Printausgabe der Tiroler Tageszeitung vom Do, 17.05.2018


Osttirol

Taistens Blick in den Himmel

Das Museum Schloss Bruck widmet dem Schaffen des Malers Simon von Taisten eine Sonderausstellung. Im Mittelpunkt stehen seine Fresken in der Schlosskapelle.

© DI Wolfgang C RetterDas Schmuckstück auf Schloss Bruck ist die Schlosskapelle mit Simon von Taistens Fresken.

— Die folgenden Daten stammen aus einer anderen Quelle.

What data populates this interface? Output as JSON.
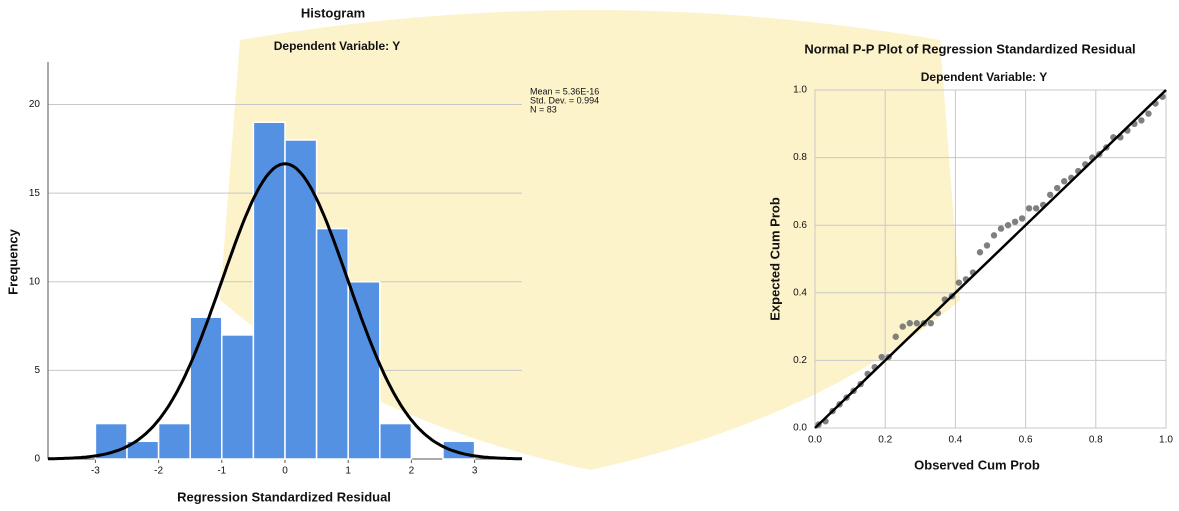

Lienz – Leonhard von Görz und Paola Gonzaga haben für die Neuausmalung ihrer Kapelle auf Schloss Bruck im Jahr 1490 einen weitum bekannten Maler aus dem Pustertal beauftragt. „Die Künstlerfigur des Simon von Taisten gehört zu den faszinierenden Gestalten des ausgehenden Mittelalters in Tirol“, befindet heute Leo Andergassen, Kunsthistoriker und Leiter des Südtiroler Landesmuseums auf Schloss Tirol. Die Fresken der Kapelle von Schloss Bruck zählen zu den besterhaltenen und künstlerisch wertvollsten Werken Simon von Taistens, der auch die Fresken in Obermauern hinterlassen hat.

Museumsleiterin Silvia Ebner berichtet, dass Maler zu der Zeit eigentlich mindestens so viel Handwerker wie Künstler waren und ihre Arbeit auch wesentlich als Handwerk verstanden.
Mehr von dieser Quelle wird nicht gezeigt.